Josenias achou que, depois de pegar a mala e a bolsa, ela fosse se encaminhar para a saída da loja, mas como tudo estava muito tranquilo e ninguém a notava ali, ao menos ela acreditava nisso, resolveu que valia a pena pegar mais um produto antes d’a manteiga derreter.
Partiu pr’a seção de higiene e beleza. Josenias resolveu entrar em ação. Aproximou-se da mulher, que furtava um creme antirrugas. Estava agachada, guardando o creme na mala e pronta pra tirar a manteiga do peito e pô-lo também na mala, quando Josenias a surpreendeu.
Parado bem perto dela, às suas costas, disse:
— Posso ajudá-la?
A mulher colocou a mão no peito, empurrando a manteiga de volta, num susto incontido. Logo em seguida, fez o que os culpados costumam fazer nessas circunstâncias:
— Que susto que o senhor me deu — disse, rindo riso amarelo e lendo o crachá de Josenias.
— Eu não sou bonito como a senhora, mas não precisa se assustar assim.
Embora ainda bastante tensa, ela riu do gracejo de Josenias.
— A senhora gostou da nossa mala?
O semblante da mulher paralisou.
— Essa aí, que a senhora pegou há pouco na seção de malas, colocou aquela bolsa creme dentro e agora acaba de pôr o creme antirrugas...
A mulher já de pé se preparava pr’a autodefesa, caso a acusação viesse explicitamente. Mas Josenias é sagaz.

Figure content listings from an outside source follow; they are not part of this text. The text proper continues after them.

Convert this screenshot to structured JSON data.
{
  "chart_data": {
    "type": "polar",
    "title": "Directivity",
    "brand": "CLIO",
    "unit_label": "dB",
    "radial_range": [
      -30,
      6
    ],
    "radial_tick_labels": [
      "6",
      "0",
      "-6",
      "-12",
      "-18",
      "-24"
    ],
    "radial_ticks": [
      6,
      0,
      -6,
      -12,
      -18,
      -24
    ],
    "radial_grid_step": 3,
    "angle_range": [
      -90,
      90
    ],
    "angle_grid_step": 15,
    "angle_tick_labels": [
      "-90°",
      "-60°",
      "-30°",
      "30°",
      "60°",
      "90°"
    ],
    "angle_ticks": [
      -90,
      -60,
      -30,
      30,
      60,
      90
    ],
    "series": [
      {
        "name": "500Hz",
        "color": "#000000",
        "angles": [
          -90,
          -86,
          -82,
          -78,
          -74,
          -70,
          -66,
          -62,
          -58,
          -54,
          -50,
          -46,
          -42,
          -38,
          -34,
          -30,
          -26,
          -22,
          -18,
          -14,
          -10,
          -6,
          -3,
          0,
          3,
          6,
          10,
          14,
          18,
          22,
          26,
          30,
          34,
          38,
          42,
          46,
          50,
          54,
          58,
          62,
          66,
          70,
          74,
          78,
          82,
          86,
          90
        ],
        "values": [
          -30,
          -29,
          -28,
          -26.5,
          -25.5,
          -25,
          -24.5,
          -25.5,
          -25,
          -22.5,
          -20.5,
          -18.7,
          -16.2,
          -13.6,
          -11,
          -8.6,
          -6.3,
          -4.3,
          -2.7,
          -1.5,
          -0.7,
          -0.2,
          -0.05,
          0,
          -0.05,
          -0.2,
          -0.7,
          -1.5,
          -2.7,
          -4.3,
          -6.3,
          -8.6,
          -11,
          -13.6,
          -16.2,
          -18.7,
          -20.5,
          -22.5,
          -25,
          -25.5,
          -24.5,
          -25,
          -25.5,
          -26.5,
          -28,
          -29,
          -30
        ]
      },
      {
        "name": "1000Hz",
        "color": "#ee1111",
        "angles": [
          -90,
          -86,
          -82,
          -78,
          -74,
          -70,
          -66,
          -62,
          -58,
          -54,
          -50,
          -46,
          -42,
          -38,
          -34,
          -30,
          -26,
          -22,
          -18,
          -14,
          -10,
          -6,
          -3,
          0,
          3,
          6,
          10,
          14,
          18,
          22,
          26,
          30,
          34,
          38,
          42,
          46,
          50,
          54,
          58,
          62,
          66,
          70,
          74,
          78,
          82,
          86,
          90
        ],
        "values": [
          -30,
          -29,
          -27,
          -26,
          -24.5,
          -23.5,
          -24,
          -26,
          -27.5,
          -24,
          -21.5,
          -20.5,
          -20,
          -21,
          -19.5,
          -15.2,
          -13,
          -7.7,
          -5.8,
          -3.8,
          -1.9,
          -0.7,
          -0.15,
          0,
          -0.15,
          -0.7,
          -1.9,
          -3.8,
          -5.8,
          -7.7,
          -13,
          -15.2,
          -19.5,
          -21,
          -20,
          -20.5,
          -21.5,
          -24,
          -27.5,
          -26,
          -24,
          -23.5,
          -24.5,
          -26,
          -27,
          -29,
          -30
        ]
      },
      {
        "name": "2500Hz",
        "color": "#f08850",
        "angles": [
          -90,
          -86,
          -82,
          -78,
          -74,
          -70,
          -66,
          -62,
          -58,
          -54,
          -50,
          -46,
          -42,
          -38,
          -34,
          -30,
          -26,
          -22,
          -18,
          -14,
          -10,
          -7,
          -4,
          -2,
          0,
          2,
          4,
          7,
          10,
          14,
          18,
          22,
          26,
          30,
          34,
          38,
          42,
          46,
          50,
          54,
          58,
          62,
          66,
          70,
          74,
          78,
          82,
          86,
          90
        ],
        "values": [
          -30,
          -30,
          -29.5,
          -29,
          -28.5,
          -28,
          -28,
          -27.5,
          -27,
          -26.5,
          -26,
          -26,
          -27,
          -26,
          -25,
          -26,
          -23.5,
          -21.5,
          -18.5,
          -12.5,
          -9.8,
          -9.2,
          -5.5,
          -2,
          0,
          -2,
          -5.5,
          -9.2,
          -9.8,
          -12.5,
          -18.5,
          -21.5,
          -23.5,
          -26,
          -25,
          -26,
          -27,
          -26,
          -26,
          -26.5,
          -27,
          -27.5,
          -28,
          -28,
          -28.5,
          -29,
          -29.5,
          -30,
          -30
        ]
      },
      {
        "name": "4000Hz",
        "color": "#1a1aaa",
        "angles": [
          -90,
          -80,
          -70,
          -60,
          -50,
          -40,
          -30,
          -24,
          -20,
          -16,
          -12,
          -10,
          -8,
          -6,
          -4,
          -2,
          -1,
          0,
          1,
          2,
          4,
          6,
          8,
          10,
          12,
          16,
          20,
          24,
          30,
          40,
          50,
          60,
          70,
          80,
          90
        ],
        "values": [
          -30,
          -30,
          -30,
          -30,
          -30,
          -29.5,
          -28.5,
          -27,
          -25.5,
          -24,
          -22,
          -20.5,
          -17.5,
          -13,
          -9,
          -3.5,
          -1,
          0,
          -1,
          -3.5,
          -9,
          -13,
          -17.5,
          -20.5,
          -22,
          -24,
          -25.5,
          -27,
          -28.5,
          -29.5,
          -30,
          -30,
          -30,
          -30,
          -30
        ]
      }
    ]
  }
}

— Adorei sua ideia. Ecológica. ‘Cê ‘tá certa: vai comprar mala, aproveita e coloca o restante das compras dentro. Chega no caixa, tira tudo, registra direitinho, põe de novo na mala e vai embora sem levar sacola plástica.
Ó, que maravilha! Sem contar que faz sobrar carrinho pra quem não vai comprar mala. Não é verdade?
O furto fora morto no ventre da mala e ela não tinha mais como ressuscitá-lo. Não sobrava recurso à mulher senão concordar, o que fez com gesto de cabeça e sorriso amarelo.
— A senhora vai ver como essa mala é boa. Vamos passar na seção de bazar e eletroeletrônico pr’a senhora ver quanta coisa ainda cabe dentro.
— O senhor me desculpa, mas só vim comprar isso, mesmo. Eu agradeço a cortesia.
— Eu faço questão. Se a senhora comprar o CD d’um artista de sua preferência, leva outro produto. Sei lá, a senhora escolhe, pode ser um tablete de manteiga...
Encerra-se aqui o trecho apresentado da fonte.